Sunday, April 18, 2010

My view on the GS, SEC CDS case

Fridays news with Goldman Saahs is bullshit IMO.
The way I'm looking at it is the SEC case is bullshit. It will probably get settled. The market was nervous and people was just waiting for some reason to sell. It was options expiration week and market had rallied substantially. It needed cooling down. They heard GS, SEC, and Sued in one sentence and they sold.

GS has returned substancially from the low. The range for the day was 155.55 - 186.41 and the close was 160.70. There has been a buy the dips attitude since the rally began last March. If earnings are good this quarter then I don't see why the attitude will change and so far Intel was good. So mantra is to keep doing what's working till it stops working.

My biggest problem with the case is that the transactions are between accredited institution investors who are supposed to be the smartest people on Wall Street with huge research teams. They made bad bets that's all. When the instruments that the SEC are talking about were created people betting against the sub prime were losing money on the bets and some people got wiped out or were near wiping out for betting againts the sub prime market too early. I found it hard to believe that these big banks selling the insurance policies that people would not default on their mortgages were a bunch of crazy people.

In a nutshell from what I gather from reading the book "The Greatest Trade Ever: The Behind-the-Scenes Story of How John Paulson Defied Wall Street and Made Financial History" and listening the interview Lahde on Financial Sense

The instrument in question is something called collateralized debt obligations(CDO) and Credit Default Swaps (CDS). CDO in a nutshell are loans. CDS started out being the lender buying insurance to protect against the loan they just wrote. Pretty much the same as Private Mortgage Insurance (PMI) or those who know about mortgages. Lets say you buy a house with a mortgage; the lender usually make sure there is Private Mortgage Insurance (PMI) that the borrower pays every month so that if the you default on the loan the bank get paid back the loan from the insurer.

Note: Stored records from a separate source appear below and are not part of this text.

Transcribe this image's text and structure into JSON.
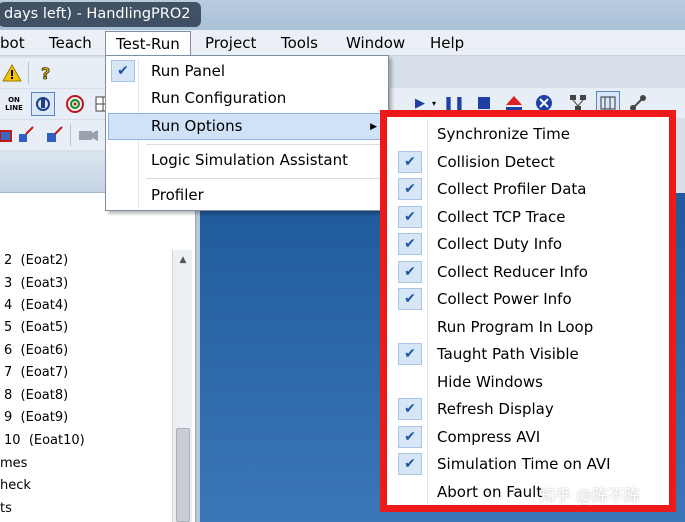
{
  "window": {
    "title": "days left) - HandlingPRO2"
  },
  "menubar": {
    "items": [
      {
        "label": "bot"
      },
      {
        "label": "Teach"
      },
      {
        "label": "Test-Run"
      },
      {
        "label": "Project"
      },
      {
        "label": "Tools"
      },
      {
        "label": "Window"
      },
      {
        "label": "Help"
      }
    ]
  },
  "toolbar": {
    "online_line1": "ON",
    "online_line2": "LINE"
  },
  "testrun_menu": {
    "items": [
      {
        "label": "Run Panel",
        "checked": true
      },
      {
        "label": "Run Configuration",
        "checked": false
      },
      {
        "label": "Run Options",
        "checked": false,
        "submenu": true,
        "highlighted": true
      },
      {
        "label": "Logic Simulation Assistant",
        "checked": false
      },
      {
        "label": "Profiler",
        "checked": false
      }
    ],
    "submenu_arrow": "▶"
  },
  "run_options": {
    "items": [
      {
        "label": "Synchronize Time",
        "checked": false
      },
      {
        "label": "Collision Detect",
        "checked": true
      },
      {
        "label": "Collect Profiler Data",
        "checked": true
      },
      {
        "label": "Collect TCP Trace",
        "checked": true
      },
      {
        "label": "Collect Duty Info",
        "checked": true
      },
      {
        "label": "Collect Reducer Info",
        "checked": true
      },
      {
        "label": "Collect Power Info",
        "checked": true
      },
      {
        "label": "Run Program In Loop",
        "checked": false
      },
      {
        "label": "Taught Path Visible",
        "checked": true
      },
      {
        "label": "Hide Windows",
        "checked": false
      },
      {
        "label": "Refresh Display",
        "checked": true
      },
      {
        "label": "Compress AVI",
        "checked": true
      },
      {
        "label": "Simulation Time on AVI",
        "checked": true
      },
      {
        "label": "Abort on Fault",
        "checked": false
      }
    ],
    "check_glyph": "✔"
  },
  "left_list": {
    "items": [
      {
        "num": "2",
        "name": "(Eoat2)"
      },
      {
        "num": "3",
        "name": "(Eoat3)"
      },
      {
        "num": "4",
        "name": "(Eoat4)"
      },
      {
        "num": "5",
        "name": "(Eoat5)"
      },
      {
        "num": "6",
        "name": "(Eoat6)"
      },
      {
        "num": "7",
        "name": "(Eoat7)"
      },
      {
        "num": "8",
        "name": "(Eoat8)"
      },
      {
        "num": "9",
        "name": "(Eoat9)"
      },
      {
        "num": "10",
        "name": "(Eoat10)"
      }
    ],
    "tail_items": [
      "mes",
      "heck",
      "ts"
    ]
  },
  "watermark": "知乎 @陈不陈",
  "colors": {
    "highlight_border": "#ee1a1a",
    "workspace": "#2a65a8",
    "check": "#1d57a5"
  }
}
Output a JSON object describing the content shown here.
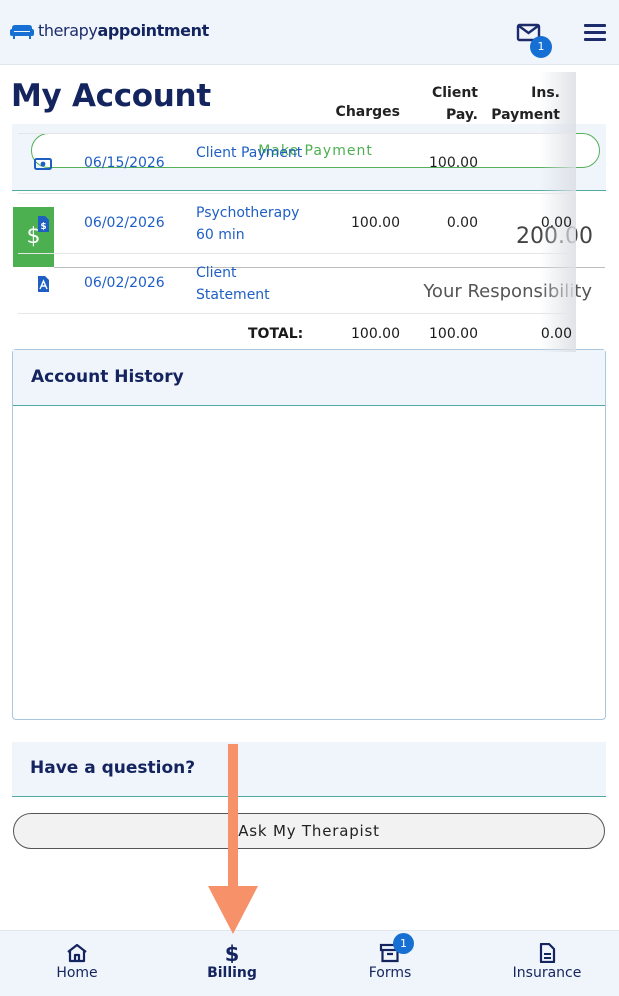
{
  "header": {
    "logo_part1": "therapy",
    "logo_part2": "appointment",
    "mail_badge": "1"
  },
  "page_title": "My Account",
  "payment": {
    "button_label": "Make Payment",
    "currency_symbol": "$",
    "balance": "200.00",
    "balance_caption": "Your Responsibility"
  },
  "account_history": {
    "title": "Account History",
    "columns": [
      "Charges",
      "Client Pay.",
      "Ins. Payment"
    ],
    "rows": [
      {
        "icon": "money-icon",
        "date": "06/15/2026",
        "description": "Client Payment",
        "charges": "",
        "client_pay": "100.00",
        "ins_payment": ""
      },
      {
        "icon": "invoice-icon",
        "date": "06/02/2026",
        "description": "Psychotherapy 60 min",
        "charges": "100.00",
        "client_pay": "0.00",
        "ins_payment": "0.00"
      },
      {
        "icon": "pdf-icon",
        "date": "06/02/2026",
        "description": "Client Statement",
        "charges": "",
        "client_pay": "",
        "ins_payment": ""
      }
    ],
    "total": {
      "label": "TOTAL:",
      "charges": "100.00",
      "client_pay": "100.00",
      "ins_payment": "0.00"
    }
  },
  "question": {
    "title": "Have a question?",
    "button_label": "Ask My Therapist"
  },
  "bottom_nav": {
    "items": [
      {
        "label": "Home",
        "icon": "home-icon"
      },
      {
        "label": "Billing",
        "icon": "dollar-icon",
        "active": true
      },
      {
        "label": "Forms",
        "icon": "archive-icon",
        "badge": "1"
      },
      {
        "label": "Insurance",
        "icon": "document-icon"
      }
    ]
  },
  "colors": {
    "primary": "#14245f",
    "accent_green": "#4caf50",
    "link_blue": "#1f5fc4",
    "badge_blue": "#1670d4",
    "annotation_arrow": "#f6916a"
  }
}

Wall Streat to that a step further now where instead of just the lender having the PMI on your house, anyone can take out an insurance policy that you are going to default on your house payment and get paid the value of the mortgage if you defaulted. On Wall streat it was done with a pool of loans or even against the company that issued those loans. Now the person who wrote those insurance policies usually do their homework and calculate the risk of the person defaulting and charge a premium based on their model if they decided the person was worth the risk of insuring.

Here is a Youtube video that explains CDS some more with diagrams There are other videos there that give a little more or another perspective.

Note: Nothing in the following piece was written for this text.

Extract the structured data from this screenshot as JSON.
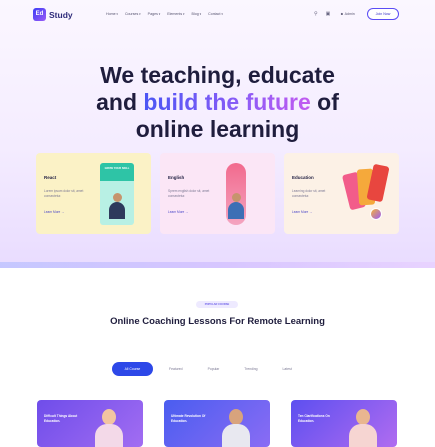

The SEC is saying that GS did not disclose to the insurance company that the people who they were selling the insurance policy to were the people who picked out what loans would be covered in the policy.

My argument is that this is totally irrelevant. The insurance company only needed to know what they were insuring to make their decision which they knew. The person buying the policy or the person who created the policy is not as relevant as what is being insured. The way I understand these CDS usually work is that someone wanted to make a loan and then they ask thier broker to shop for someone who would provide insurance for the loan. Thus the person wanting to buy the CDS was usually some involvment in the loan and/or the creation of the CDS.

We'll just have to see I guess what comes out of it.